I look at him in consternation and see the corners of his mouth twitch. ‘You’re teasing me.’
‘I am indeed.’ He picks up the bottle of wine and inspects the label. ‘Chateau Duck Pond, I see. What some people will bring to a party. No doubt they hid this bottle at the back and are busy drinking buckets of the good stuff.’
‘What did you bring?’ I ask.
‘That bottle of Merlot. I stole it from my father’s wine cellar. Hopefully, he won’t notice. He has plenty down there.’
‘Are you a wine connoisseur too?’ I say.
‘Not a bit of it. I class wine into five groups – red, white, an odd mixture of the two, drinkable, and undrinkable.’
‘I don’t even go that far,’ I say. ‘I don’t really like it at all.’
‘Not even champagne?’
‘Champagne isn’t wine,’ I say and see his mouth twitch again. ‘Is it really?’
‘I’m afraid so. What did you think it was – some sort of liqueur?’
‘We don’t all have parents with a well-stocked wine cellar,’ I say.
‘What do your parents drink?’ he asks.
‘I think Mum mostly drinks gin and tonic. She says she used to drink something called snowballs when she was a girl, but they’ve apparently gone out of fashion. Mum likes to keep up with the times.’
He nods. ‘My mum’s generally a port and lemon sort of woman.’
‘I like port,’ I say, pleased to be able to join in.
He laughs. ‘Also wine.’
‘No!’ I say, embarrassed.
‘I’m afraid so. But it’s fortified, so we can agree not to count it. What about your dad?’
‘I think he mostly drinks beer in the summer. He probably drinks whisky in the winter.’
I look at him in sudden consternation. ‘That isn’t a wine too, is it?’
‘I really want to tell you it is. I’m almost convinced you’d believe me. But no, you’re safe there.’
I laugh. ‘Fine, I’m not sophisticated about alcohol. Perhaps if I tried some of the better stuff, I’d change my mind. But most of the wine at the parties I go to comes out of boxes, and I’ve never really seen the point.’
‘What do you drink instead?’ he asks.
‘Alcopops,’ I confess. ‘They take away the bitter taste of the alcohol. Otherwise, I stick to soft drinks. I actually prefer them.’
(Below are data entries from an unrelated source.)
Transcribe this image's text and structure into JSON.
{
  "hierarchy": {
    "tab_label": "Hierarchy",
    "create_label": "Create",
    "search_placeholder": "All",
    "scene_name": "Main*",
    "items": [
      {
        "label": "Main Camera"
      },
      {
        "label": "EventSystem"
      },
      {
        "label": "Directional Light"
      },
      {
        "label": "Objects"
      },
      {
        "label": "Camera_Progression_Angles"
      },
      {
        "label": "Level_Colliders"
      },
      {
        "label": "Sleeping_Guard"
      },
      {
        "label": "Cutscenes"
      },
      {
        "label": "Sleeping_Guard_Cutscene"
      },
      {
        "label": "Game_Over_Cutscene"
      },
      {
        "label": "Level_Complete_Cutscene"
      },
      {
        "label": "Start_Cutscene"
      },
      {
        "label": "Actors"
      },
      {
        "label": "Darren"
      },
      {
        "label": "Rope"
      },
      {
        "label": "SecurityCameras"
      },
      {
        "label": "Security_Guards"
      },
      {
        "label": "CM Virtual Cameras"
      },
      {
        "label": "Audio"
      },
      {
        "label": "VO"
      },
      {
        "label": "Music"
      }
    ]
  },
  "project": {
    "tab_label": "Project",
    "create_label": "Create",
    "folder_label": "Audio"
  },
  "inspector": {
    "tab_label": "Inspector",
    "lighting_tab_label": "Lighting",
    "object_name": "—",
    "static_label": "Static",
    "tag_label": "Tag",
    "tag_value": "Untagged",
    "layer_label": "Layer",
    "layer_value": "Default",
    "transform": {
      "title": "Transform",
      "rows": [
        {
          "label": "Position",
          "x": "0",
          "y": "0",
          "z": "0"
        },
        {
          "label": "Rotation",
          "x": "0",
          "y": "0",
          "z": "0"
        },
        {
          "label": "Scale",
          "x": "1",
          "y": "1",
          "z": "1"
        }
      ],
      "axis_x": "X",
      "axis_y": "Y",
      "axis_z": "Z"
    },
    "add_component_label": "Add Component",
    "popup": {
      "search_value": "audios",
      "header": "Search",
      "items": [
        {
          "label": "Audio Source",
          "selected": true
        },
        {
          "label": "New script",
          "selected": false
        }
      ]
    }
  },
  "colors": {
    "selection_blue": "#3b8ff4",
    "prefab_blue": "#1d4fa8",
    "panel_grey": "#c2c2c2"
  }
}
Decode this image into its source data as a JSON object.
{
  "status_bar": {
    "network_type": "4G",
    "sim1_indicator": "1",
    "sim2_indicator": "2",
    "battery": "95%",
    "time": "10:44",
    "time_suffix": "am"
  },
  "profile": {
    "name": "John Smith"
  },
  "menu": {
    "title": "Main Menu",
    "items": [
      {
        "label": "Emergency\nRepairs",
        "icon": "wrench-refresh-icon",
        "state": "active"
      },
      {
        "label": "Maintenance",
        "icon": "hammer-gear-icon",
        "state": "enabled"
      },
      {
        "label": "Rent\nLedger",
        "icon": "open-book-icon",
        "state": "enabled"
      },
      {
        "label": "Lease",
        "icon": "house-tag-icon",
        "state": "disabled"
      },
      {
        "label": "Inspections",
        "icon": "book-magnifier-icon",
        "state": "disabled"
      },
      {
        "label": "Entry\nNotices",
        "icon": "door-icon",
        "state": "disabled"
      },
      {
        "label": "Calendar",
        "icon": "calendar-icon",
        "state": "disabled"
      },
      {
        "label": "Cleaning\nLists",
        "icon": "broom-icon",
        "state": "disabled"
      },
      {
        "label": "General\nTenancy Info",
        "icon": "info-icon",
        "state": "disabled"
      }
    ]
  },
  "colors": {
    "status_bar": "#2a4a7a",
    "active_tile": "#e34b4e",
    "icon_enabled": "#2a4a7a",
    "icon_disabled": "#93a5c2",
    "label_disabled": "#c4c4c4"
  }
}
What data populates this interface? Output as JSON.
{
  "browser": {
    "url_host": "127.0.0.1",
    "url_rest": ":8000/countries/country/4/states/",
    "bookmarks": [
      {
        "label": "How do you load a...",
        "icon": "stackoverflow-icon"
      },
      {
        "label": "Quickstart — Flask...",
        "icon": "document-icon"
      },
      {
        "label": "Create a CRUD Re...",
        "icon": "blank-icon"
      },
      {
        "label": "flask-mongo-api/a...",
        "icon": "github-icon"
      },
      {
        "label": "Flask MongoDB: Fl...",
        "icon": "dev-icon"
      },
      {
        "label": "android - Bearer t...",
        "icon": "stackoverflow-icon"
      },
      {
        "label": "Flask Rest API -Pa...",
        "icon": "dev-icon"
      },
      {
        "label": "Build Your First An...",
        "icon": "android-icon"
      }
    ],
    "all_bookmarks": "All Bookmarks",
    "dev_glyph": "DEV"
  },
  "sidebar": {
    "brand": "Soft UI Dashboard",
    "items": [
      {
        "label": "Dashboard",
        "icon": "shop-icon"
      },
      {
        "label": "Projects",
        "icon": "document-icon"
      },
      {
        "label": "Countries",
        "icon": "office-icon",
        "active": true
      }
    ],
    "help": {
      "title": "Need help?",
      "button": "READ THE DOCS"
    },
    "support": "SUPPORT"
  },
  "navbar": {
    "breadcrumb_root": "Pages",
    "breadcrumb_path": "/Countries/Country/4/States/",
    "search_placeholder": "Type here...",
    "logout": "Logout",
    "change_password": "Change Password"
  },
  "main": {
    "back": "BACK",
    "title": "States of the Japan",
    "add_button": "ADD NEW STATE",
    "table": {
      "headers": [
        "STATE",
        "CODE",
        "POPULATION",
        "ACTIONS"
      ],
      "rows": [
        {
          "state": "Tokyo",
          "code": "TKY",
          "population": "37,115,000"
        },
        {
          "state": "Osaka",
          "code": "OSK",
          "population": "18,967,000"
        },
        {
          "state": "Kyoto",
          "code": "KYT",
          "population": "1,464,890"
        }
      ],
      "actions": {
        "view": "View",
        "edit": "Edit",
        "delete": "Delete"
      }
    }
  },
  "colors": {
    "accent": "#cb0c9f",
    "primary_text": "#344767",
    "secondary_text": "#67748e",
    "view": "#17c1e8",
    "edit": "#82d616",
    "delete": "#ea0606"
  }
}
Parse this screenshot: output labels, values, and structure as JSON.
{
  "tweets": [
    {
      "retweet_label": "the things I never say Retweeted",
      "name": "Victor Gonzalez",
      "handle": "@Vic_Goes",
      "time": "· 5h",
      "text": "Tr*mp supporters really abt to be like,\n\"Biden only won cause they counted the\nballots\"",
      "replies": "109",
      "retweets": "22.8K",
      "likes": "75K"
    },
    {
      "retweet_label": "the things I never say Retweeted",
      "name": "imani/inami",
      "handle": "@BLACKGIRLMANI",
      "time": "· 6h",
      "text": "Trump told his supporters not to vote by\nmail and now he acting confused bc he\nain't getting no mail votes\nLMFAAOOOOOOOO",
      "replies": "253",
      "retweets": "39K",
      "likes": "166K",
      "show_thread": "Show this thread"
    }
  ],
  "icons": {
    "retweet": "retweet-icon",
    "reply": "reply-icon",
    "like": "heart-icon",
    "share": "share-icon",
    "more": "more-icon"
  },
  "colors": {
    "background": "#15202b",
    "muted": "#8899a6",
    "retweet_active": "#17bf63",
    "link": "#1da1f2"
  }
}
He nods gravely. ‘You’re naturally high on life.’
‘Something like that. What about you?’
‘Ever since I moved to Scotland, I’ve drunk nothing but Irn Bru and whisky.’
‘Not seriously?’ I say, startled.
‘Not seriously. But that seems to be the general assumption. Mum was delighted to see me looking so healthy when I arrived home. She was convinced I’d been living on deep-fried Mars bars for the past few months.’
‘I’d love to try one of those,’ I say without thinking.